Laboratory of David Burgess: Description
Research in the laboratory is in a sub-area of cell biology. Specifically, we are interested in how cells change shape or form and how that is precisely regulated using the cytoskeleton. Molecular motors using cytoskeletal tracks are required for such intracellular movements as cytokinesis, endocytosis, exocytosis, axonal transport and organellar movement in general. Although motors are required, many relatively basic questions are unanswered. Work in the laboratory focuses on two of these systems. A critically important cell shape change under investigation cytokinesis, the division of the cytoplasm during mitosis that is mediated by an actin-myosin based contractile ring in the cleavage furrow. One of the outstanding questions in the study of cell division is how timing and placement of the contractile ring is coupled to mitotic controls. Using micromanipulation, reverse genetics, as well as biochemical approaches in dividing echinoderm eggs, we have sought to determine how the timing of cytokinesis is coupled to the mitotic cycle. These experiments suggest that the timing of cytokinesis is a function of the delivery of a positive cleavage stimulus to the cortical cytoskeleton. Studies are underway to determine the nature of the cleavage stimulus and the response system orchestrating the assembly and dynamics of the contractile ring.
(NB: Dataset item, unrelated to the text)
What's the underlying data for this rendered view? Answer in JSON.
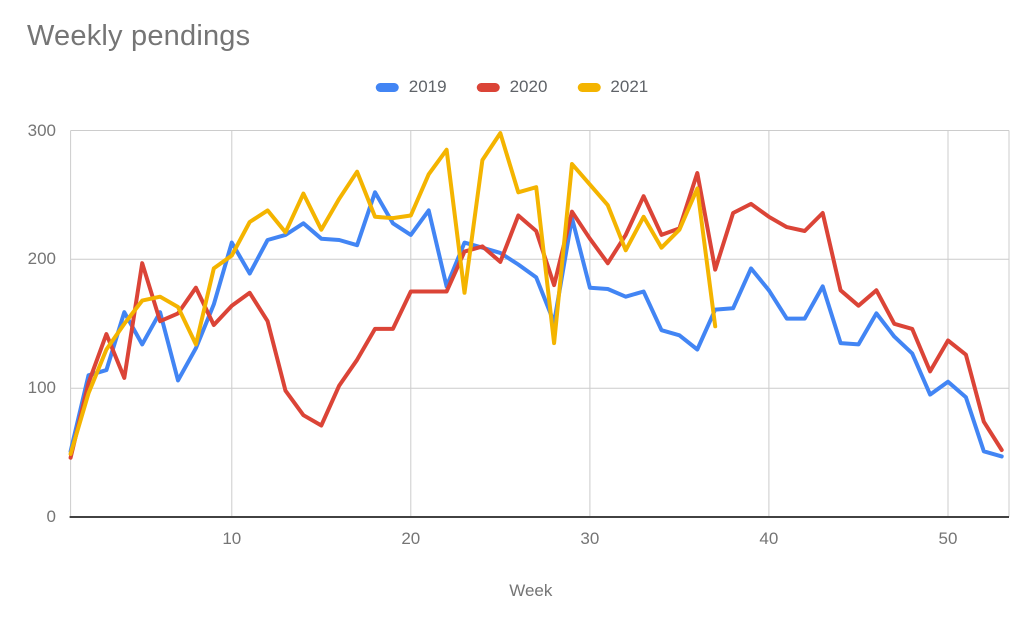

Another central question in cell biology is how the cytoskeleton is polarized in many cells resulting in such structures as the apical brush border microvilli of epithelial cells. The enterocyte serves as a model polarized epithelial cell because of its stereotypical actin and microtubule cytoskeleton and due to its targeted trafficking of Golgi–derived membranes. We studied the assembly of the brush border and microvilli cytoskeleton for many years. In recent years we have studied the targeted movement of membrane organelles in this cell. Proper delivery of sorted membrane proteins is essential to the normal absorptive functions of the intestinal epithelium. Several congenital human diseases of the small intestine, including sucrase–isomaltase deficiency and microvillar atrophy, are likely the result of improper Golgi sorting or delivery. We have used cell fractionation, biochemistry, high-resolution video-enhanced microscopy and electron microscopy to study the roles and regulation of molecular motors on Golgi-derived membranes. The work has involved study of both microtubule- and actin-based motors. It is anticipated that these studies will lead to results applicable to all cell types and will aid in the understanding of specific human diseases.